There are very few fish
in the high desert. If you want to see this one, you have to walk
to the Avalon Bar & Grill in downtown Albuquerque and find the aquarium
embedded in the far back wall. They have fish on the menu there too. I'm frankly amazed at the number of seafood restaurants
in Albuquerque. Think about it. We're
1,000 miles from the
Gulf Coast,
800 miles from L.A., forget the east coast. How can you
get fresh fish that is anywhere near fresh?
Of course, I don't worry about it because I don't like fish anyway.
However, I do like walking downtown for dinner. Where we live enables this.

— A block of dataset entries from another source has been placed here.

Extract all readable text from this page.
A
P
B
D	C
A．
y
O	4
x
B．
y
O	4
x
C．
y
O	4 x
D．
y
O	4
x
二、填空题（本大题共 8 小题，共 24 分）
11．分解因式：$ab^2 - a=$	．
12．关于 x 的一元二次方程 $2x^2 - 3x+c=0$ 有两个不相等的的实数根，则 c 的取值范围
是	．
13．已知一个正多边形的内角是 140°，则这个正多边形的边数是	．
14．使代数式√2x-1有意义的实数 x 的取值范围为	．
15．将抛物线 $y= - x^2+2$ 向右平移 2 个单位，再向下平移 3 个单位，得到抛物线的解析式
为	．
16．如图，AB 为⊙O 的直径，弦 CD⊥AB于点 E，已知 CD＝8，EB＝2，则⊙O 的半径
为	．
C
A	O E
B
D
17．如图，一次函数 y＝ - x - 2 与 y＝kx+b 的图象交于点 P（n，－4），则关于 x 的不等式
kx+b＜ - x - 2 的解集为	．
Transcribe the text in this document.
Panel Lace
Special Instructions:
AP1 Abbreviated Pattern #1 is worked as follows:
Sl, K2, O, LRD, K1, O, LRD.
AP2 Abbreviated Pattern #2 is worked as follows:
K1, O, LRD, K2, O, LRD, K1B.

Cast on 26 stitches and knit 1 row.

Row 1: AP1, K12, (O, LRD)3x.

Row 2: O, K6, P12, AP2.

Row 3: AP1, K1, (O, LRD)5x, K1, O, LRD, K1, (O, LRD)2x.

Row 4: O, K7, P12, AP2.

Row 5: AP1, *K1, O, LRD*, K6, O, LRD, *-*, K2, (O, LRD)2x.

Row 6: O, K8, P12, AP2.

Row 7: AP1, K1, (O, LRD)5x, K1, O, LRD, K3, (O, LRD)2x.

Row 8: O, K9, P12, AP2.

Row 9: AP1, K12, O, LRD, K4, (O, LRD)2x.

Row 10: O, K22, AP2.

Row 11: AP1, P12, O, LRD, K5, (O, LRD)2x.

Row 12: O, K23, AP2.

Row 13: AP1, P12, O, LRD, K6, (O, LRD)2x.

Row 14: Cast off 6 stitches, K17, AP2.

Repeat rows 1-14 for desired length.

But then you need a downtown restaurant to be open after 6. We manage
to keep a few around, but downtown Albuquerque always seems to be on the
verge of deserted except on Friday and Saturday nights when many of the
UNM students come out, looking for beer
and sex at the night clubs. There aren't many night clubs either
-- The Zone predominates while Anodyne provides bourgeois pool hall atmosphere
and the Launch Pad gives local bands a stage. We've still got the
El Rey Theater too, which can give venue for slightly larger touring acts.
We hated to see the Dingo close, even though it was a terrible place to
see a show. We liked the Dingo for its soul, not its environment, and for Warren Zevon, Apricot Jam, Alien Lovestock, and The Mermen.
The local powers-that-be have yet another "plan"
to rejuvenate downtown Albuquerque, even though there have been 31 failed past
initiatives.
Yet I know that downtown Albuquerque will always be there, with
at least a few doors open among the barren storefronts on the one-way wind
tunnel streets -- the old Route 66 (there known as Central Ave.) barreling
though its middle. Yes there will always be life there, even if it
resembles the life of a sleepy old man who only gets up to eat and shit. I'm always rooting for downtown to flourish, but then a lot more people would be there. At its level I can still feel that it's mine. If it grows a bunch of condos and cabanas, I might not want to claim it anymore.